Diving-petrels are small, tubenosed seabirds that dive and swim to catch their food. They weight 4 to 8 ounces (120 to 220 grams) and are 7 to 10 inches (18 to 25 centimeters) long. Unlike other tubenoses, the tube-like nostrils of the diving-petrel project upward rather than forward. Scientists believe this is an adaptation, change over time, to diving. The bill is short and wide, with a slight hook at the tip. The short wings are used as flippers to help move the bird forward. Feathers are bluish-gray or black with white on the underside. When the birds molt, shed their feathers, they are unable to fly until new feathers grow in.
Diving-petrels live in the waters of the Southern Hemisphere. Although they prefer shallow coastal waters, they have been sighted offshore as well.
Peruvian and Magellan diving-petrels live in South American waters, while the common and South Georgian species are circumpolar, living at both the North and South Poles.

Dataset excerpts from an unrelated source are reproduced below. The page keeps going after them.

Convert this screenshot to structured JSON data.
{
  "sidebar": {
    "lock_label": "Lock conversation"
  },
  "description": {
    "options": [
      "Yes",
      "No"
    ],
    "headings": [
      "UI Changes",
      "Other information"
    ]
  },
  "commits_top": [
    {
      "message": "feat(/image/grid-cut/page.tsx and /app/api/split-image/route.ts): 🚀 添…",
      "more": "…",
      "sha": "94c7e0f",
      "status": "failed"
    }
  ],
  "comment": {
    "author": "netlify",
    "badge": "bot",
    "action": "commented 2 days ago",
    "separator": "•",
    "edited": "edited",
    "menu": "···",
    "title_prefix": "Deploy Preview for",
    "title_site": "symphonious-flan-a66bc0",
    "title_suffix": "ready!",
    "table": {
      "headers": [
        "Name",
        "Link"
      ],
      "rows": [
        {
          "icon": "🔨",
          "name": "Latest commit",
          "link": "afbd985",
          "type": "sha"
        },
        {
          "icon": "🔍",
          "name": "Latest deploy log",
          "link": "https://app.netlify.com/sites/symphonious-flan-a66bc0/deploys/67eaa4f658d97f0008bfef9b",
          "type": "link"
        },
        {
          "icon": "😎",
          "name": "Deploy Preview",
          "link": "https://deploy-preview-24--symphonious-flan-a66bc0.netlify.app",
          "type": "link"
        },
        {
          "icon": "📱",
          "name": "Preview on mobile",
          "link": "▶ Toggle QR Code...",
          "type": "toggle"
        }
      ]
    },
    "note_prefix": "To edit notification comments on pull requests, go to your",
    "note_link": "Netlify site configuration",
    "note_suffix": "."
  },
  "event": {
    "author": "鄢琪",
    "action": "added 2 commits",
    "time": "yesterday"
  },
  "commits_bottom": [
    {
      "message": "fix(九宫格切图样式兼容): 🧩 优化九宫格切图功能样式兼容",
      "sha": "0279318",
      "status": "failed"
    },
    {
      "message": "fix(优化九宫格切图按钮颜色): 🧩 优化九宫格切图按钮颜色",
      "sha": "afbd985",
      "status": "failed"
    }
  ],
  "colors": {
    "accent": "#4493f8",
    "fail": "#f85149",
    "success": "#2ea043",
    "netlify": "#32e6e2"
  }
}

Diving-petrels prefer the colder temperatures of the ocean waters. They breed on oceanic islands and do not stray far from breeding sites.
Diving-petrels get their name from their habit of diving for their food, mainly small fish and crustaceans such as crabs and shrimp. They use their wings to propel themselves under water toward their food. Once their prey is caught, the diving-petrels use their wings to push themselves toward the waters’ surface and directly back into the air.
BEHAVIOR AND REPRODUCTION
Diving-petrels are the only tubenoses that dive into the water to catch food. They typically fly low and fast over the water, and in stormy weather, often fly right into the crests of waves rather than fly over them. These birds are social, eating and breeding in herds and colonies. They come to land only to breed.
Diving-petrels nest in burrows, holes, or in the crevices of rocks. The female lays one egg that incubates, warms, for eight weeks. Both parents take turns sitting on the egg, usually for day-long periods. Eggs are laid between July and December, and newborn chicks are watched closely for the first two weeks of life. The chick will make its first flight around eight weeks, and at that time, begins to take care of itself.
Diving-petrels molt after the breeding season is over, and until their flight feathers grow back, they are flightless.
DIVING-PETRELS AND PEOPLE
Diving-petrels and people do not interact. The birds do attract birdwatchers, so they benefit marine ecotourism, travel in order to study wildlife and the environment.
Except for the Peruvian diving-petrel, these birds are not threatened. The Peruvian diving-petrel is Endangered, facing a very high risk of extinction in the wild, due to excessive hunting and habitat destruction.